The politician’s outburst comes on the heels of recurring fuel scarcity reported across the country.
The President of the Petroleum Products Retail Outlets Owners Association, (PETROAN), Billy Gillis-Harry who was a guest on Channels Television’s Morning Brief on Monday, attributed the scarcity to lingering logistics challenges.
According to him, oil marketers are currently supply constrained, and could “distribute only what we have”.
He said, “I think until we get our supply challenges sorted out efficiently and abundantly, we will not be able to get out of this circle.
“I believe you must have heard the NNPC’s communications director who explained that the issues at stake are still logistics-related.
“So until they get that resolved, we may just be managing the little they bring, and give to us to distribute among our members.
“NNPCL is doing its best to bring in products bit by bit, and we can only supply what we have.”
When asked to give further explanation on what the logistics challenges were all about, he said, “The logistics issue is about ship-to-ship transfer. Until the ship gets products, it cannot deliver to any of the depots. And until depots have products, we the retailers cannot also have access to products,”
He however assured that marketers were in talks with the NNPCL over supply challenges.
He said, “We have been speaking with NNPCL. We encourage them to do more, and I can assure you that they are trying their best.”
Fuel supply shortages had lingered especially in the northern parts of the country for a while, spreading to Lagos State over the weekend.
Channels Television had reported that a litre of the product now sells for between ₦800-₦1,000 in some filling stations, a move that increased the cost of transportation.
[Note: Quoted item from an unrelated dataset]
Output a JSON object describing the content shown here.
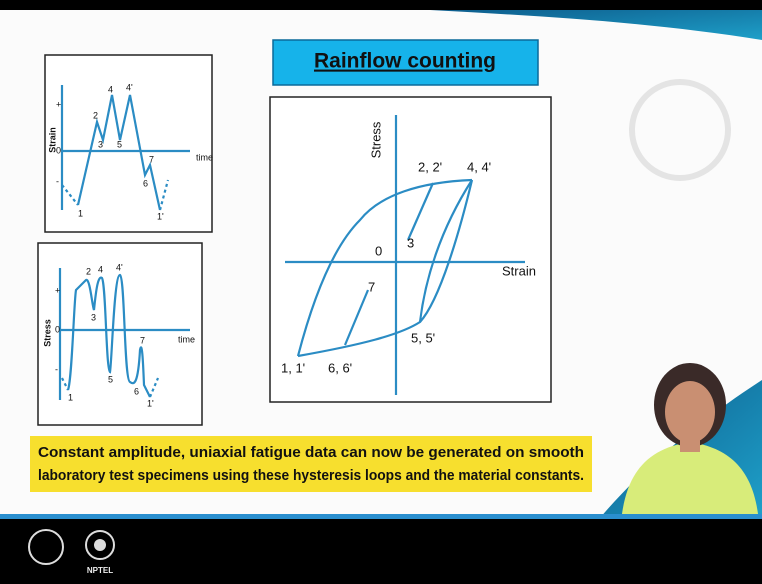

Some filling stations were, however, not selling the product as black market racketeers took advantage of the situation to do brisk business.
This is as reports emanated last week, linking the scarcity to debt owed to international oil traders by the Nigerian National Petroleum Company Limited.
However, in a response on Sunday, Chief Corporate Communications Officer, Olufemi Soneye debunked the report.
Soneye, however, acknowledged that it is normal to owe at one point or the other since the oil trading business, transactions are carried out on credit.
“But NNPC Ltd., through its subsidiary, NNPC Trading, has many open trade credit lines from several traders.
“The company is paying its obligations of related invoices on a first-in-first-out (FIFO) basis,” he said.